Perhaps the central issue involved in considering termination or extension of the life of the Commission is consideration of how Indians shall benefit from such awards and what these benefits shall be.

For some tribes claims judgments perhaps aren't too meaningful in amount. Yet, for some of them, as well as others, these awards can provide the only gleam of hope in a bleak future, as created and sustained by a bitter past.

But in practice, this hope has gone the way of prior hopes and previous destroyed dreams. Tribes have found too often that the award is there in name only-at best a bookkeeping device and at worst the price of what remains theirs in the way of resources, community life, land base, and Federal services.

The Kalispels of eastern Washington State and Idaho may well have continued to survive on an average per capita income of $96 per year, had they not received a $2.7 million judgment. The Bureau of Indian Affairs then discovered there were Kalispel Indians, and a new tribal name began appearing in proceedings of this Senate committee. No program has been or was offered previously for these people from either source. The Bureau learned that the Kalispels could now afford to benefit, and the Senate subcommittee learned then that the Kalispels could now afford to be free.

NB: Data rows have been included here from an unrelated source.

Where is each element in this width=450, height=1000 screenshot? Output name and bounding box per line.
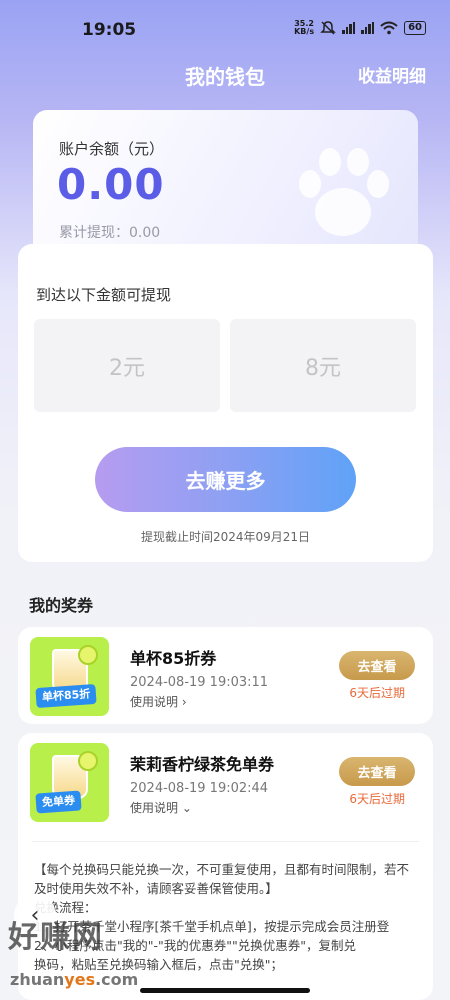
battery-icon: 60 [404,21,426,35]
coupon-name: 单杯85折券 [130,649,217,668]
usage-label: 使用说明 [130,801,179,815]
expire-text: 6天后过期 [349,686,405,700]
balance-label: 账户余额（元） [59,140,165,158]
usage-instructions-toggle[interactable]: 使用说明 ⌄ [130,799,192,816]
thumbnail-tag: 单杯85折 [35,683,97,709]
balance-value: 0.00 [57,160,165,209]
divider [32,841,419,842]
watermark-logo: 好赚网 [8,920,104,955]
coupon-thumbnail: 免单券 [30,743,109,822]
status-bar: 19:05 35.2 KB/s 60 [0,0,450,58]
paw-icon [299,148,389,236]
coupon-date: 2024-08-19 19:02:44 [130,781,269,796]
coupon-name: 茉莉香柠绿茶免单券 [130,755,275,774]
coupons-section-title: 我的奖券 [29,596,94,615]
status-icons: 35.2 KB/s 60 [294,20,426,36]
description-line: 【每个兑换码只能兑换一次，不可重复使用，且都有时间限制，若不及时使用失效不补，请… [34,862,410,896]
thumbnail-tag: 免单券 [35,790,82,814]
coupon-card: 单杯85折 单杯85折券 2024-08-19 19:03:11 使用说明 › … [18,627,433,724]
coupon-card: 免单券 茉莉香柠绿茶免单券 2024-08-19 19:02:44 使用说明 ⌄… [18,733,433,1000]
usage-instructions-link[interactable]: 使用说明 › [130,693,187,710]
signal-icon [361,22,375,34]
usage-label: 使用说明 [130,695,179,709]
coupon-date: 2024-08-19 19:03:11 [130,675,269,690]
home-indicator[interactable] [140,988,310,993]
withdraw-deadline: 提现截止时间2024年09月21日 [140,530,311,544]
expire-text: 6天后过期 [349,792,405,806]
withdraw-threshold-title: 到达以下金额可提现 [36,286,172,304]
earnings-detail-link[interactable]: 收益明细 [358,62,426,87]
net-speed: 35.2 KB/s [294,19,315,36]
status-time: 19:05 [82,20,137,40]
watermark-url: zhuanyes.com [10,970,139,989]
lemon-icon [78,751,98,771]
total-withdrawn: 累计提现：0.00 [59,225,161,241]
mute-icon [320,21,336,35]
signal-icon [342,22,356,34]
coupon-thumbnail: 单杯85折 [30,637,109,716]
chevron-down-icon: ⌄ [181,801,192,815]
chevron-right-icon: › [181,695,187,709]
withdraw-amount-option[interactable]: 2元 [34,319,220,412]
withdraw-card: 到达以下金额可提现 2元 8元 去赚更多 提现截止时间2024年09月21日 [18,244,433,562]
view-coupon-button[interactable]: 去查看 [339,757,415,786]
withdraw-amount-option[interactable]: 8元 [230,319,416,412]
view-coupon-button[interactable]: 去查看 [339,651,415,680]
earn-more-button[interactable]: 去赚更多 [95,447,356,512]
wifi-icon [380,21,398,35]
lemon-icon [78,645,98,665]
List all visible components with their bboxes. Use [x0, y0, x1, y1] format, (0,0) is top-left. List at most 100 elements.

Few people in America would permit themselves to be bought out with their own resources, but for the Indian it has come to be expected as a matter of course. And should the awards of the Indian Claims Commission continue to be used as the Government's money, merely as supplemental appropriations to the BIA's budget, or even displacement, to sustain the proven failures, or failure-ridden programs, then perhaps the Commission should be terminated. Indians have been programed through a poverty program for the past 130 years, and the most obvious manifestation of this Nation's efforts is that they have failed. Permit the Indian communities to now stand as Indian communities, in large part to plan for themselves, but also to take advantage of the genius this Nation could bring to bear on the many problems confronting us in a mutual-help effort at finding solutions. Utilize the Claims Commission that the Indian may benefit from this Nation's strengths, and not forever be the lasting victim of its unwitting weaknesses.

Mr. Chairman, I would like to make a couple of statements on specific issues of the legislation.

Senator MCGOVERN. We would appreciate having your statement. Mr. ADAMS. First of all, we feel that if there was any justification. for having these claims entered against the United States in the first place, or that the United States agreed to consider them, they should not be dismissed without appropriate hearing and without some definite conclusion on an arbitrary date.

We see on the other hand, a need to expedite the action before the Claims Commission. We feel that it has been too slow perhaps, for understandable reasons in many cases, and in some cases not.

Senator McGOVERN. I am sure the members of this committee share your concern about protecting fully the interests of the Indian claimants. That is really the purpose, as I understand it, of this legislation. It is to see that these claims are not delayed interminably, that they are brought to trial and a judgment made, so that the Indians are not left waiting forever on claims that may have real validity.

Mr. ADAMS. Well, we think that there perhaps is need for some modification in functioning of the Claims Commission.